К концу первой недели ожидания численность новгородской армии поднялась до пяти тысяч, к концу второй – уже до семи. Правда, ватажников среди этих воинов насчитывалось всего сотен пятнадцать, да еще с полсотни было детей боярских. Остальные ратники об искусстве владения мечом знали больше по былинам о Садко, а учились мастерству в босоногом детстве с друзьями на улицах. Будущее этого воинства в грядущей схватке с закаленными литовскими латниками, многократно превосходящими числом, было столь очевидным, что даже верная любящая княгиня Заозерская со служанкой неожиданно перебралась из юрты в город, сославшись на жару и нездоровье.
Теперь она могла видеть мужа только со стометровой высоты, готовая честно оплакать с древних стен, словно легендарная княгиня Ярославна. Егор подозревал – именно к этому она и готовилась.
Князь Витовт оказался куда резвее, нежели ожидали его противники. Первого августа, когда князь Заозерский еще только собирался отдать приказ выступать, чтобы через неделю перехватить врага за Рыльском, дозорные неожиданно примчались с известием, что вдоль Сейма на запад двигается огромный воинский обоз с литовскими разъездами впереди.
– Началось! – понял Вожников. – Федька, Угрюма мне найди! Пусть пушкарей моих присылает. Похоже, позиции придется готовить здесь.
Вскоре на берегу Любки появились конные полусотни. Они проскакали вдоль берега, издалека посмотрели на лагерь, отвернули и ушли назад – видно, с известиями своему воеводе.
Пока посыльные искали Угрюма, пока тот вспоминал, где обосновались пушкари, – время ушло, прикрыть броды Егор не успел. Перед лицом кованых литовских сотен малочисленные заслоны на восточной стороне луга спасовали и ушли назад, даже не попытавшись оборонять возки. Вражеская армия раскидала препятствие и стала медленно втягиваться на остров. На удалении примерно в две версты они остановились, завернули телеги в круг и стали распрягать лошадей.
То, что великий князь Литовский и Русский выбрал для лагеря то же место, что и он, Егора поначалу удивило. Но когда он увидел появившихся за рекой татар, то понял все. Витовт точно так же, как и князь Заозерский, надеялся отгородиться реками от назойливого врага, не дающего покоя ни днем ни ночью.
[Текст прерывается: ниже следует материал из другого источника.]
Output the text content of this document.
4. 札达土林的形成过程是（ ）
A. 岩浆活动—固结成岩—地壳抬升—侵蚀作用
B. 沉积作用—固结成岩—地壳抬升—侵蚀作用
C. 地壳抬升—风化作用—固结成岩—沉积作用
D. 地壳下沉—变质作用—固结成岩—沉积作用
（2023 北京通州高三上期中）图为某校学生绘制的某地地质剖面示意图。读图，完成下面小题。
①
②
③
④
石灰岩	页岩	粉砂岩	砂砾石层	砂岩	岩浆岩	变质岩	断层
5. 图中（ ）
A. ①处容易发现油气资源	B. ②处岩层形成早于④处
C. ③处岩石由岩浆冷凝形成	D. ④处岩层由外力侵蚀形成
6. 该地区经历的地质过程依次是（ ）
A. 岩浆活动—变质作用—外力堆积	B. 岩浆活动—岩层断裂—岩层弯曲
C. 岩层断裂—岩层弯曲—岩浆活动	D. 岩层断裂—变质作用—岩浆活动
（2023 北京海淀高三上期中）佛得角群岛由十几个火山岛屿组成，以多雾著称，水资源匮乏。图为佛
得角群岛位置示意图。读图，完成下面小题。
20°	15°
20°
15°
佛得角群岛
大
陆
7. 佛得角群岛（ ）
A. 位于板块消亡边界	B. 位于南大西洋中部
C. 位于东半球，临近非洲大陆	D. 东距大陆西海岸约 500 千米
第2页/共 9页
Легкая конница штурмовать брод не рискнула. Покрутилась, отошла, вернулась, поскакала вдоль реки, отвернула назад. Миновал примерно час, когда всадники появились снова. Только теперь чуть в стороне от степняков мерно двигалась тяжелая кованая рать, одетая в железо с головы до пят. Точнее – с головы до колен, ибо кольчужные подолы заканчивались как раз на них.
Пройдя Любку до конца, конница завернула, перешла брод и направилась к новгородскому лагерю.
– Свои-и!!! – закричал Егор схватившимся за щиты и копья ополченцам. – Все в порядке! Это свои!
Вослед за кованой конницей на луг заехало несколько возков, вошли вьючные лошади. Татары предпочли остаться за рекой, расседлав скакунов и пустив их пастись на широкие заливные луга. Вожников, отойдя к своей юрте, присматривался к спешивающимся галицким боярам. Сейчас, на летней жаре, все они выглядели одинаково: пыльные кольчуги, бахтерцы, колонтари. С позолотой и серебрением, новенькие и потрепанные, дорогие и не очень – все выглядело одинаково серым. В поддоспешнике, понятно, жарко было всем, и ничего лишнего никто сверху не надевал.
Князь Юрий Дмитриевич появился оттуда, откуда Егор не ждал: одетый всего лишь в косоворотку с вышивкой и полотняные порты, он пришел от Сейма, с наслаждением отирая мокрые волосы и курчавую бородку, стряхивая влагу с ладоней на пыльную натоптанную землю. Рубаха и штаны тоже были влажными – не иначе правитель Галича и Звенигорода купался в одежде.
– Здрав будь, княже! – шагнул ему навстречу Егор.
– И тебе не хворать, атаман лихой и ловкий! – весело сказал Юрий Дмитриевич, развел руки, и союзники крепко обнялись. – Ну надо же, сошлось! Поди, уже полгода прошло, как замысливалось, ан угадали с точностью! И место, и реку, и ворогов! Не верил. Прямо скажу, не верил! Но, поди ты, свершилось!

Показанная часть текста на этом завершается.